Partendo da una festa a sorpresa di compleanno – ripetuta in loop allo sfinimento – fino alla preparazione di una nascita, e ancora dalla tragedia di un aborto, fino all’estremo saluto a una persona amata.
Questa piccola compagnia, oltre ad aver ricevuto il meritatissimo Premio Hystro-Iceberg 2019, riceve il plauso degli spettatori, straniti e silenziosamente scossi, e ci riesce duplicandosi perfettamente e passando da un’interpretazione espressiva e dinamica, esaltata attraverso un martellante intervento cinetico-muscolare, a una pacata e meditabonda recita in maschera.
La trasformazione biologica dall’attore in carne e ossa a quello in cartapesta e parrucca non solo parte benissimo, ma mette persino in ordine il disegno para-narrativo dell’intera vicenda.
La dolcezza mattutina della giovinezza, quella che sparisce per tutti prima o poi, si fonde con la presa di coscienza dell’adultità, incagliandosi infine e immobilizzandosi nella lentezza solitaria della vecchiaia in una casa di riposo.
Le sei maschere disegnate dalla costumista Ilaria Ariemme plasmano daccapo le vite dei sei giovani Gordi della compagnia: Cecilia Campani, Giovanni Longhin, Andrea Panigatti, Sandro Pivotti, Maria Vittoria Scarlattei, Matteo Vitanza.
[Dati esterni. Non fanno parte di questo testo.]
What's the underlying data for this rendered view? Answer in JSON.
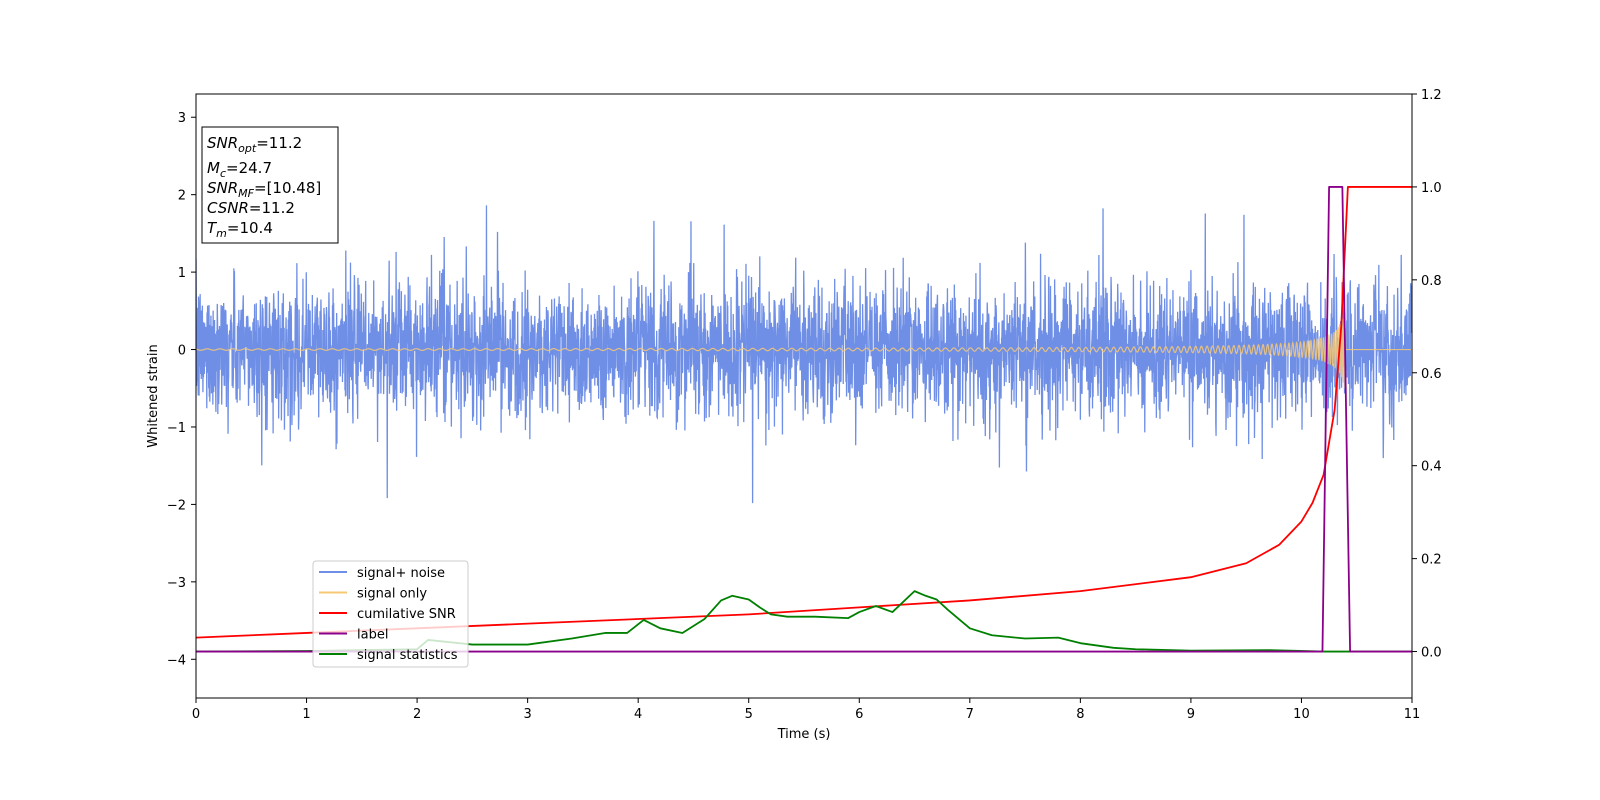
{
  "chart_data": {
    "type": "line",
    "xlabel": "Time (s)",
    "ylabel": "Whitened strain",
    "xlim": [
      0,
      11
    ],
    "ylim": [
      -4.5,
      3.3
    ],
    "y2lim": [
      -0.1,
      1.2
    ],
    "x_ticks": [
      0,
      1,
      2,
      3,
      4,
      5,
      6,
      7,
      8,
      9,
      10,
      11
    ],
    "y_ticks": [
      -4,
      -3,
      -2,
      -1,
      0,
      1,
      2,
      3
    ],
    "y2_ticks": [
      0.0,
      0.2,
      0.4,
      0.6,
      0.8,
      1.0,
      1.2
    ],
    "grid": false,
    "legend_position": "lower-left",
    "annotation": [
      {
        "var": "SNR",
        "sub": "opt",
        "value": "11.2"
      },
      {
        "var": "M",
        "sub": "c",
        "value": "24.7"
      },
      {
        "var": "SNR",
        "sub": "MF",
        "value": "[10.48]"
      },
      {
        "var": "CSNR",
        "sub": "",
        "value": "11.2"
      },
      {
        "var": "T",
        "sub": "m",
        "value": "10.4"
      }
    ],
    "series": [
      {
        "name": "signal+ noise",
        "color": "#6f8fe6",
        "axis": "left",
        "noise_amplitude": 1.0,
        "peak_range": [
          -2.25,
          1.85
        ]
      },
      {
        "name": "signal only",
        "color": "#f7c873",
        "axis": "left",
        "chirp_merger_time": 10.4,
        "peak_amplitude": 0.6
      },
      {
        "name": "cumilative SNR",
        "color": "#ff0000",
        "axis": "right",
        "x": [
          0,
          1,
          2,
          3,
          4,
          5,
          6,
          7,
          8,
          9,
          9.5,
          9.8,
          10.0,
          10.1,
          10.2,
          10.3,
          10.36,
          10.4,
          10.42,
          11
        ],
        "y": [
          0.03,
          0.04,
          0.05,
          0.06,
          0.07,
          0.08,
          0.095,
          0.11,
          0.13,
          0.16,
          0.19,
          0.23,
          0.28,
          0.32,
          0.38,
          0.52,
          0.7,
          0.9,
          1.0,
          1.0
        ]
      },
      {
        "name": "label",
        "color": "#8b008b",
        "axis": "right",
        "x": [
          0,
          10.19,
          10.25,
          10.37,
          10.44,
          11
        ],
        "y": [
          0,
          0,
          1.0,
          1.0,
          0,
          0
        ]
      },
      {
        "name": "signal statistics",
        "color": "#008000",
        "axis": "right",
        "x": [
          0,
          1,
          2,
          2.1,
          2.5,
          3,
          3.4,
          3.7,
          3.9,
          4.05,
          4.2,
          4.4,
          4.6,
          4.75,
          4.85,
          5.0,
          5.1,
          5.2,
          5.35,
          5.6,
          5.9,
          6.0,
          6.15,
          6.3,
          6.5,
          6.6,
          6.7,
          6.8,
          7.0,
          7.2,
          7.5,
          7.8,
          8.0,
          8.3,
          8.5,
          9.0,
          9.7,
          10.2,
          11
        ],
        "y": [
          0,
          0.001,
          0.005,
          0.025,
          0.015,
          0.015,
          0.028,
          0.04,
          0.04,
          0.068,
          0.05,
          0.04,
          0.07,
          0.11,
          0.12,
          0.112,
          0.095,
          0.08,
          0.075,
          0.075,
          0.072,
          0.085,
          0.098,
          0.085,
          0.13,
          0.12,
          0.112,
          0.09,
          0.05,
          0.035,
          0.028,
          0.03,
          0.018,
          0.008,
          0.005,
          0.002,
          0.003,
          0.0,
          0.0
        ]
      }
    ]
  }
}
Uno spettacolo quasi irreale, tra i mutismi e le grida. Ogni istante insiste molto sul correlativo oggettivo e sul dettaglio che cadenza le epoche della vita umana, dove lo spettatore non può far altro che restare in attesa di attimi prevedibili e sorprendenti, per spacchettare sul finale il dono metaforico che dà senso al tutto.
Le voci comunicano appena, ansimano, ridono, ‘gutturalizzano’ persino attraverso disturbanti nenie ipnotiche davanti allo specchio, ricordando alla lontana i riti sacri degli eschimesi. Ma è la comunicazione non verbale che riesce a costruire il vero paravento espressivo tra significato artistico di Visite e il suo significante sperimentale.
Si susseguono scene più dolci e commoventi, cariche di simbolicità e di speranza: ricordiamo quelle in maschera tra i due anziani nell’atto di scambiarsi un “ti amo” in codice morse con le loro abat-jour o un gran finale con un’assunzione laica nell’aldilà metafisico delle quinte, quello che guida due amiche verso una porta illuminata dal neon freddo, forse a raffigurare quello strano paradiso che potrebbe ancora essere il teatro.
Uno degli spettacoli migliori da vedere in questo fine stagione.